株式会社はてな(東証グロース、コード3930)は4月24日、不正な送金指示に起因する資金流出事案が発生したと発表しました。
被害対象額は、4月24日時点で最大約11億円としています。
■ 不審な送金を銀行が連絡 従業員が虚偽指示に従い送金
発表によると、事案が判明したのは4月21日。取引先銀行から「不審な送金が行われている」と連絡があり、社内で確認したところ、4月20日および21日に同社従業員のアカウントから、会社の銀行預金口座から外部口座への送金が実行されていたことが分かりました。

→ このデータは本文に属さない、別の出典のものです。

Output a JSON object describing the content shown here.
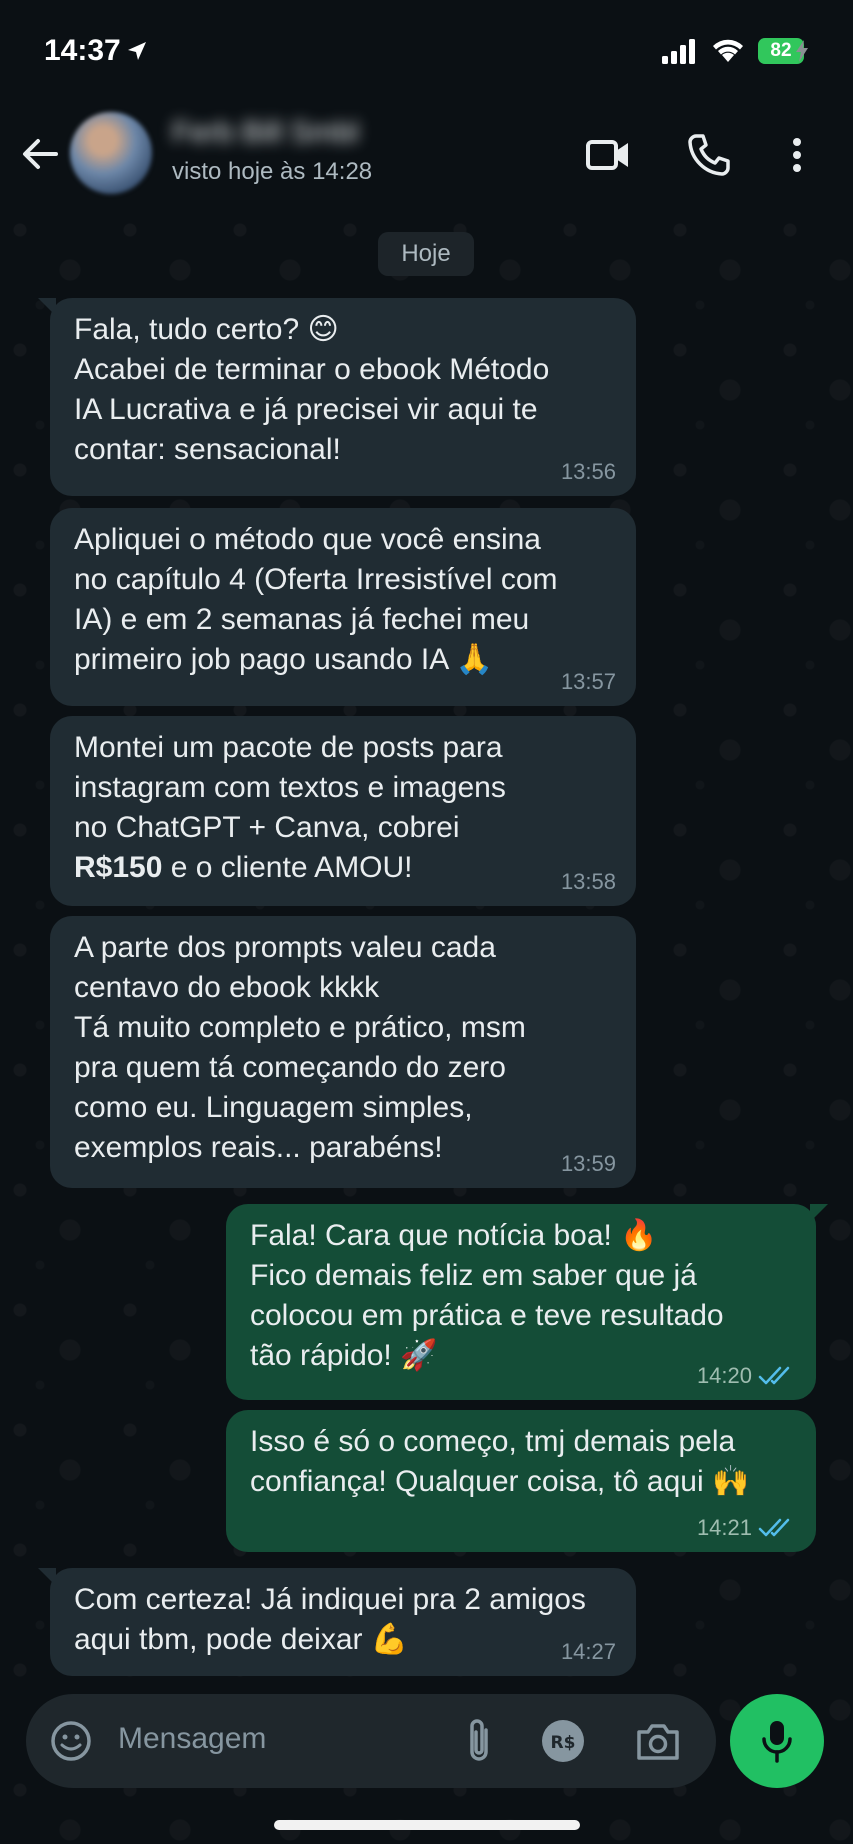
{
  "status_bar": {
    "time": "14:37",
    "battery": "82",
    "colors": {
      "battery": "#31c75c"
    }
  },
  "header": {
    "contact_name": "Ferb Bill Smbl",
    "last_seen": "visto hoje às 14:28"
  },
  "date_chip": "Hoje",
  "messages": [
    {
      "direction": "in",
      "lines": [
        "Fala, tudo certo? 😊",
        "Acabei de terminar o ebook Método",
        "IA Lucrativa e já precisei vir aqui te",
        "contar: sensacional!"
      ],
      "time": "13:56"
    },
    {
      "direction": "in",
      "lines": [
        "Apliquei o método que você ensina",
        "no capítulo 4 (Oferta Irresistível com",
        "IA) e em 2 semanas já fechei meu",
        "primeiro job pago usando IA 🙏"
      ],
      "time": "13:57"
    },
    {
      "direction": "in",
      "lines": [
        "Montei um pacote de posts para",
        "instagram com textos e imagens",
        "no ChatGPT + Canva, cobrei"
      ],
      "bold": "R$150",
      "last_line_rest": " e o cliente AMOU!",
      "time": "13:58"
    },
    {
      "direction": "in",
      "lines": [
        "A parte dos prompts valeu cada",
        "centavo do ebook kkkk",
        "Tá muito completo e prático, msm",
        "pra quem tá começando do zero",
        "como eu. Linguagem simples,",
        "exemplos reais... parabéns!"
      ],
      "time": "13:59"
    },
    {
      "direction": "out",
      "lines": [
        "Fala! Cara que notícia boa! 🔥",
        "Fico demais feliz em saber que já",
        "colocou em prática e teve resultado",
        "tão rápido! 🚀"
      ],
      "time": "14:20"
    },
    {
      "direction": "out",
      "lines": [
        "Isso é só o começo, tmj demais pela",
        "confiança! Qualquer coisa, tô aqui 🙌"
      ],
      "time": "14:21"
    },
    {
      "direction": "in",
      "lines": [
        "Com certeza! Já indiquei pra 2 amigos",
        "aqui tbm, pode deixar 💪"
      ],
      "time": "14:27"
    }
  ],
  "composer": {
    "placeholder": "Mensagem"
  },
  "colors": {
    "background": "#0b1014",
    "incoming_bubble": "#202c33",
    "outgoing_bubble": "#144d37",
    "accent": "#21c063",
    "read_ticks": "#53bdeb"
  }
}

当該従業員に確認したところ、悪意ある第三者から虚偽の送金指示があり、それに従い外部口座への送金を行っていたことが判明したそうです。従業員は21日の送金完了後、指示が虚偽であり、犯罪に巻き込まれた可能性が高いと考え、警察へ連絡したといいます。
はてなでは被害確認後、警察に相談するとともに、関係金融機関に事故を報告。被害回復に向けた措置を講じているとしています。また、代表取締役を中心とする対策本部を設置し、弁護士など外部専門家による事実関係の調査も進めているとのことです。
なお、個人情報および顧客情報の流出については、従業員のPC操作ログなどを解析しているものの、現時点では確認されていないとのこと。引き続き、外部専門家とともに詳細な調査を続けるとしています。

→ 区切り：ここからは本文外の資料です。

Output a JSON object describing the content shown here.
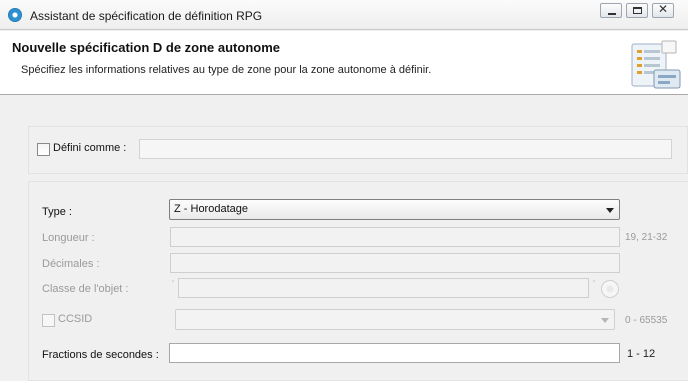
{
  "window": {
    "title": "Assistant de spécification de définition RPG",
    "controls": {
      "minimize": "",
      "maximize": "",
      "close": "✕"
    }
  },
  "header": {
    "title": "Nouvelle spécification D de zone autonome",
    "description": "Spécifiez les informations relatives au type de zone pour la zone autonome à définir.",
    "icon": "wizard-banner-icon"
  },
  "form": {
    "defini_comme": {
      "label": "Défini comme :",
      "checked": false,
      "value": ""
    },
    "type": {
      "label": "Type :",
      "value": "Z - Horodatage"
    },
    "longueur": {
      "label": "Longueur :",
      "value": "",
      "hint": "19, 21-32"
    },
    "decimales": {
      "label": "Décimales :",
      "value": ""
    },
    "classe_objet": {
      "label": "Classe de l'objet :",
      "open_quote": "'",
      "close_quote": "'",
      "value": ""
    },
    "ccsid": {
      "label": "CCSID",
      "checked": false,
      "value": "",
      "hint": "0 - 65535"
    },
    "fractions": {
      "label": "Fractions de secondes :",
      "value": "",
      "hint": "1 - 12"
    }
  }
}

業績への影響については、今後の捜査や回収状況によって損失額が変動する可能性があるため、確定後に特別損失として計上する予定です。通期業績予想への影響は現在精査中としています。
手元の運転資金については、十分な流動性を確保しており、本件によって事業運営や資金繰りに支障をきたすものではないと説明。株主や投資家をはじめ、関係者に迷惑と心配をかけたとして謝罪しています。
■ 企業を狙う虚偽の送金指示、相次ぐ被害に注意
今回のようなケースは、いわゆる「ビジネスメール詐欺」や「なりすまし指示」に近い手口とみられます。警察庁でも2026年2月、「ニセ社長詐欺」として注意を呼びかけています。

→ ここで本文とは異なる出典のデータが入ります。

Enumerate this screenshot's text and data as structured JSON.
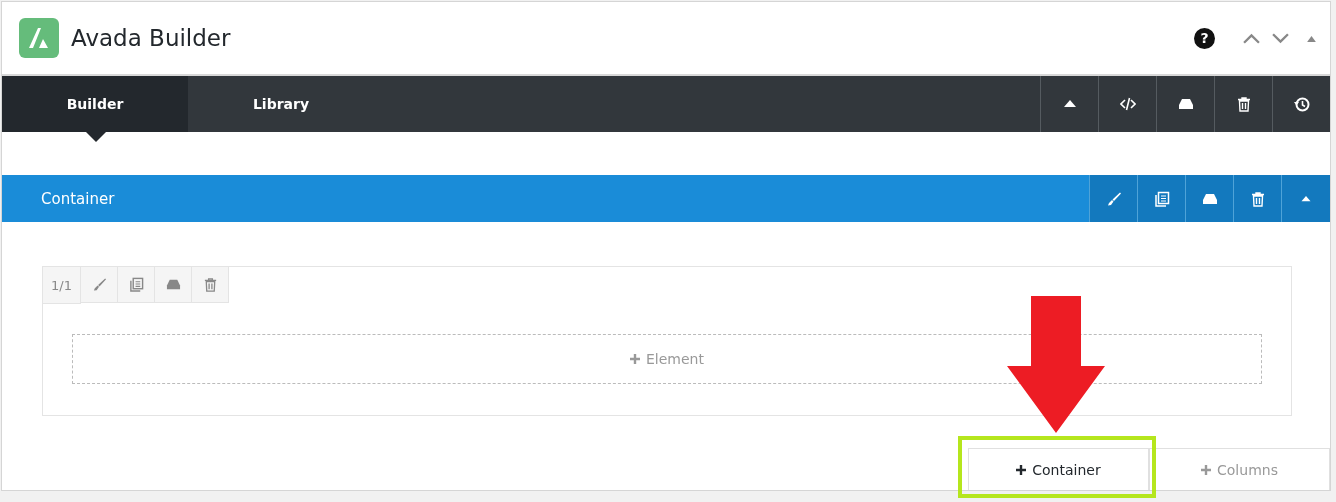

手口は、会社の代表者や上司などを名乗る人物からメールが届くことから始まります。その後、「急ぎの要件がある」などとして、LINEなどのSNSグループを作成するよう指示。さらに、送金権限を持つ担当者を招待させ、緊急の支払いなどを理由に、指定口座への送金を求めるというものです。
はてなの発表では、この手口に該当するかどうかまでは明らかにされていません。ただ、年明け以降、法人を狙った同種の被害は相次いでおり、NHKなどの報道によると、2026年2月末までの2か月間で被害総額は20億円余りに上ったとされています。企業を狙った同様の手口には、引き続き注意が必要です。
<参考・引用>
株式会社はてな:IRニュース「資金流出事案の発生に関するお知らせ」(4月24日)
警察庁:法人を対象とした詐欺(ニセ社長詐欺)に注意!(2月13日)
NHK:「ニセ社長詐欺」全国で20億円被害 企業狙う手口に注意を(4月15日)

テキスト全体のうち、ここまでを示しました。